O que é doença vascular periférica?

O que é doença vascular periférica?

A Doença Vascular Periférica (DVP) é um grave problema que atinge o sistema circulatório e, com isso, afeta o funcionamento dos vasos sanguíneos fora do coração. A complicação altera a maneira com a qual as artérias transportam sangue para as pernas e os braços, aumentando o risco de ocorrências de ataques cardíacos e Acidentes Vasculares Cerebrais (AVC).

Causas da patologia

A DVP ocorre no momento em que as artérias ficam estreitas ou, até mesmo, bloqueadas, devido à ação de placas de gordura que se formam no sangue. O material gorduroso pode ser composto por colesterol, cálcio, depósitos de calorias, entre outras substâncias. Os vasos obstruídos impossibilitam que o sangue, rico em oxigênio, siga seu rumo natural até as musculaturas que necessitam dele. As consequências são dores e dificuldade de deslocamento, que podem acarretar em lesões, infecções e, em casos mais graves, até amputações.

Fatores de risco da DVP

Os indivíduos mais expostos aos fatores de risco, normalmente, possuem idade superior aos 50 anos. Ainda assim, os cuidados devem ser tomados por todas as faixas etárias. Os que têm mais possibilidades de sofrer com a doença são aqueles com colesterol alto, hipertensão arterial, diabetes ou que tenham vivenciado um AVC. Fatores de risco que podem ser evitados são o tabagismo, dietas não equilibradas e ricas em alimentos gordurosos, obesidade e uma rotina estressante. Já entre os inevitáveis, estão a menopausa, o envelhecimento e antecedentes familiares de doenças cardíacas.

Sintomas e tratamento

Entre os principais sintomas da DVP estão cãibras nas pernas, quadris e nádegas, além do adormecimento de tais regiões ao fazer algum tipo de atividade física, mesmo que seja simplesmente caminhar.
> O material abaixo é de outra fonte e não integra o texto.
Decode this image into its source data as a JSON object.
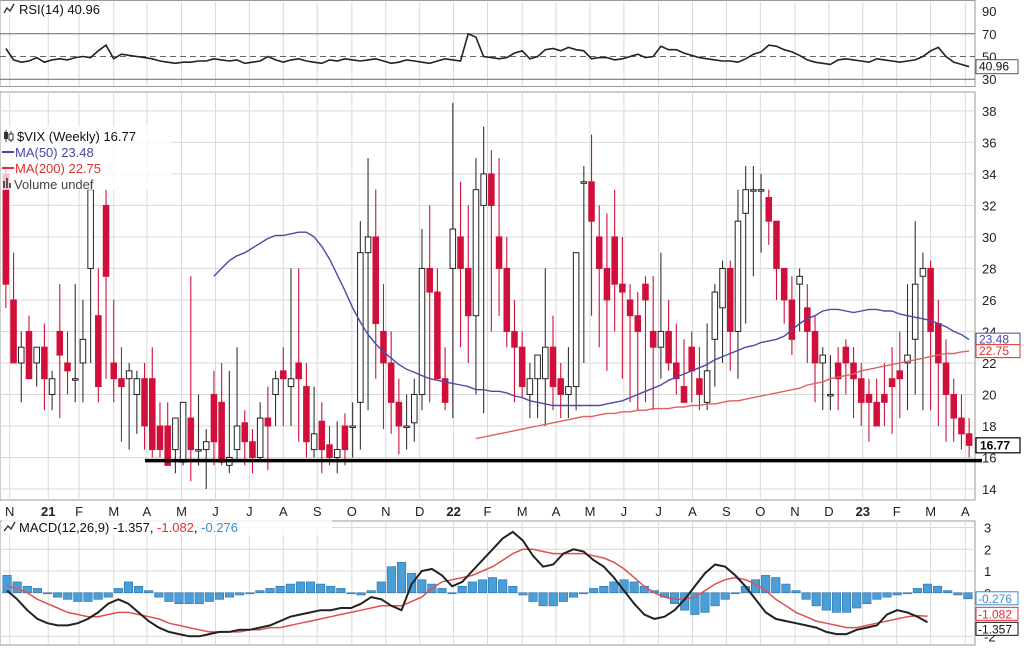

Também podem ser citados: formigamento nas pernas, mudanças na coloração da pele na região afetada, impotência e infecções ou úlceras que não se curam.

O tratamento deve ser realizado de acordo com o grau de gravidade em que se encontra o paciente. Poderão ser receitados medicamentos específicos que colaboram com a melhor fluidez do sangue, além da prática de exercícios. Também pode existir a necessidade de se adotar um procedimento cirúrgico, caso o quadro já esteja muito avançado, ou o implante de Stent, um pequeno tubo de metal, inserido na artéria para ajudá-la a se manter aberta.